In fact, research done at the University of Pennsylvania concluded that participating in diet programs focused on behavior modification may be more effective than going it alone when the sessions provide information, support and the accountability of weigh-ins. Other research found that this is true even for people who think that they prefer one-on-one help or no help at all.
Weight-loss success often depends on changing habits, like gaining control over emotional eating and recognizing other cues that prompt you to reach for food. These behavior-modification changes are typically taught in group sessions at weight-loss programs. These changes may be even more important for weight loss than the specifics of any diet.

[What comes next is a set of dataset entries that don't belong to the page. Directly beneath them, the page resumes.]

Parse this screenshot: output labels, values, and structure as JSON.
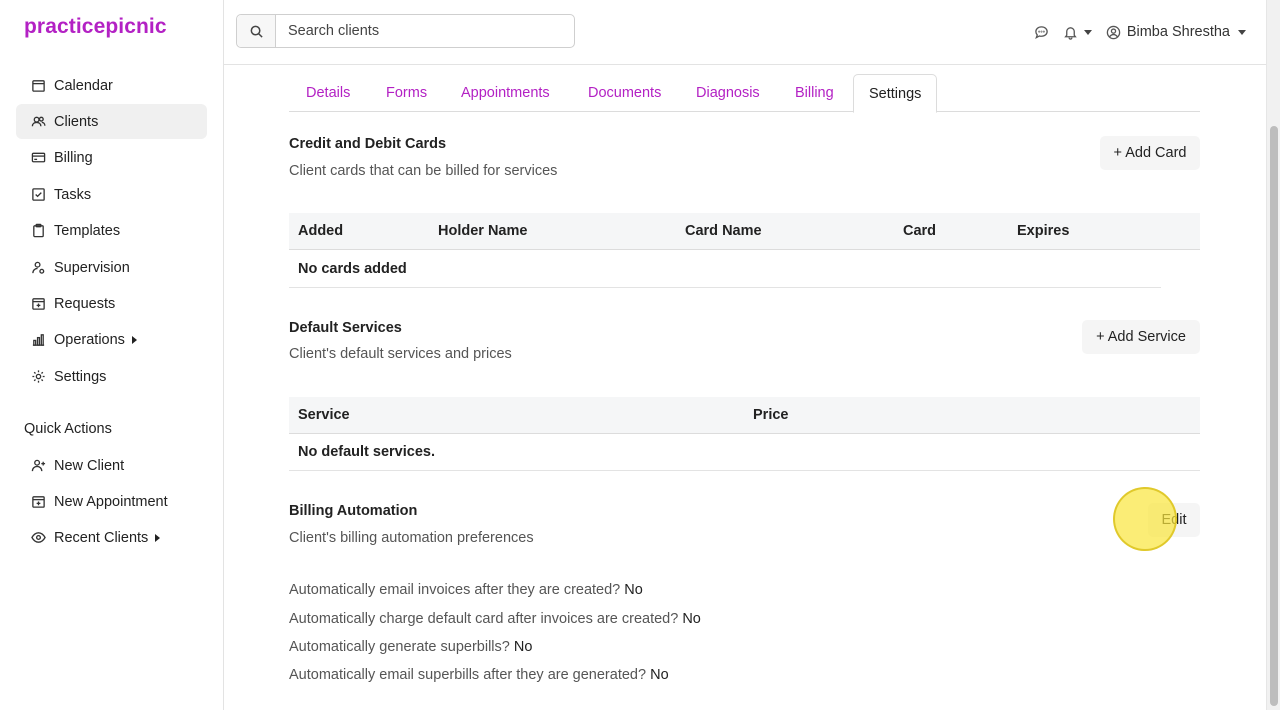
{
  "app": {
    "logo_text": "practicepicnic",
    "brand_color": "#b321c4"
  },
  "sidebar": {
    "items": [
      {
        "label": "Calendar",
        "icon": "calendar-icon"
      },
      {
        "label": "Clients",
        "icon": "users-icon",
        "active": true
      },
      {
        "label": "Billing",
        "icon": "credit-card-icon"
      },
      {
        "label": "Tasks",
        "icon": "checkbox-icon"
      },
      {
        "label": "Templates",
        "icon": "clipboard-icon"
      },
      {
        "label": "Supervision",
        "icon": "user-supervision-icon"
      },
      {
        "label": "Requests",
        "icon": "calendar-plus-icon"
      },
      {
        "label": "Operations",
        "icon": "bar-chart-icon",
        "has_submenu": true
      },
      {
        "label": "Settings",
        "icon": "gear-icon"
      }
    ],
    "quick_actions_label": "Quick Actions",
    "quick_actions": [
      {
        "label": "New Client",
        "icon": "user-plus-icon"
      },
      {
        "label": "New Appointment",
        "icon": "calendar-plus-icon"
      },
      {
        "label": "Recent Clients",
        "icon": "eye-icon",
        "has_submenu": true
      }
    ]
  },
  "header": {
    "search_placeholder": "Search clients",
    "user_name": "Bimba Shrestha"
  },
  "tabs": [
    "Details",
    "Forms",
    "Appointments",
    "Documents",
    "Diagnosis",
    "Billing",
    "Settings"
  ],
  "active_tab": "Settings",
  "cards": {
    "title": "Credit and Debit Cards",
    "subtitle": "Client cards that can be billed for services",
    "add_button": "+ Add Card",
    "columns": [
      "Added",
      "Holder Name",
      "Card Name",
      "Card",
      "Expires"
    ],
    "empty_text": "No cards added"
  },
  "services": {
    "title": "Default Services",
    "subtitle": "Client's default services and prices",
    "add_button": "+ Add Service",
    "columns": [
      "Service",
      "Price"
    ],
    "empty_text": "No default services."
  },
  "automation": {
    "title": "Billing Automation",
    "subtitle": "Client's billing automation preferences",
    "edit_button": "Edit",
    "settings": [
      {
        "question": "Automatically email invoices after they are created?",
        "value": "No"
      },
      {
        "question": "Automatically charge default card after invoices are created?",
        "value": "No"
      },
      {
        "question": "Automatically generate superbills?",
        "value": "No"
      },
      {
        "question": "Automatically email superbills after they are generated?",
        "value": "No"
      }
    ]
  }
}
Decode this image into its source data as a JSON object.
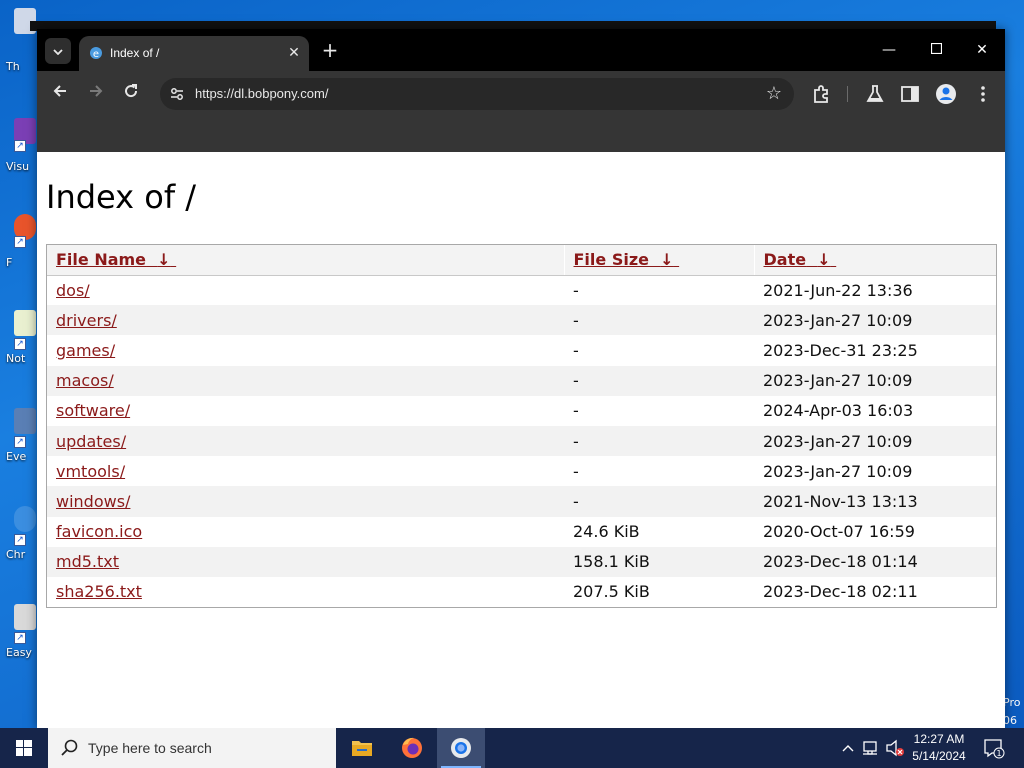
{
  "desktop": {
    "icons": [
      {
        "label": "Th"
      },
      {
        "label": "Visu"
      },
      {
        "label": "F"
      },
      {
        "label": "Not"
      },
      {
        "label": "Eve"
      },
      {
        "label": "Chr"
      },
      {
        "label": "Easy"
      }
    ],
    "edition_lines": [
      "Pro",
      "06"
    ]
  },
  "browser": {
    "tab": {
      "title": "Index of /"
    },
    "address": {
      "url": "https://dl.bobpony.com/"
    }
  },
  "page": {
    "heading": "Index of /",
    "columns": [
      {
        "label": "File Name",
        "sort": "↓"
      },
      {
        "label": "File Size",
        "sort": "↓"
      },
      {
        "label": "Date",
        "sort": "↓"
      }
    ],
    "rows": [
      {
        "name": "dos/",
        "size": "-",
        "date": "2021-Jun-22 13:36"
      },
      {
        "name": "drivers/",
        "size": "-",
        "date": "2023-Jan-27 10:09"
      },
      {
        "name": "games/",
        "size": "-",
        "date": "2023-Dec-31 23:25"
      },
      {
        "name": "macos/",
        "size": "-",
        "date": "2023-Jan-27 10:09"
      },
      {
        "name": "software/",
        "size": "-",
        "date": "2024-Apr-03 16:03"
      },
      {
        "name": "updates/",
        "size": "-",
        "date": "2023-Jan-27 10:09"
      },
      {
        "name": "vmtools/",
        "size": "-",
        "date": "2023-Jan-27 10:09"
      },
      {
        "name": "windows/",
        "size": "-",
        "date": "2021-Nov-13 13:13"
      },
      {
        "name": "favicon.ico",
        "size": "24.6 KiB",
        "date": "2020-Oct-07 16:59"
      },
      {
        "name": "md5.txt",
        "size": "158.1 KiB",
        "date": "2023-Dec-18 01:14"
      },
      {
        "name": "sha256.txt",
        "size": "207.5 KiB",
        "date": "2023-Dec-18 02:11"
      }
    ]
  },
  "taskbar": {
    "search_placeholder": "Type here to search",
    "apps": [
      "file-explorer-icon",
      "firefox-icon",
      "chrome-icon"
    ],
    "clock": {
      "time": "12:27 AM",
      "date": "5/14/2024"
    },
    "notification_count": "1"
  },
  "colors": {
    "link": "#8b1a1a",
    "chrome_dark": "#353535",
    "taskbar": "#16254a"
  }
}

One study found concrete proof: After about a year, dieters in a popular group program lost more weight than solo dieters. For some, it was more than 10 percent of their starting weight, which, from a health perspective, is a meaningful amount.
Even with travel and registration fees, a program can be cost effective, though with some legwork, you might be able to find some with a very affordable or no sign-up cost.
Support groups are offered in medical centers, workplaces, your local Y and commercial weight-loss centers. Look for programs that provide regular weigh-ins for accountability; diet and exercise advice; motivation; and group support. Other bells and whistles might be round-the-clock online advice and even group video sessions you can participate in from home.
You might also want a group leader with a degree in nutrition or psychology, because of the additional expertise in understanding why people eat and how to change habits.
If you’re unsure how to start your search or how to choose one program over another, ask your health care provider for guidance.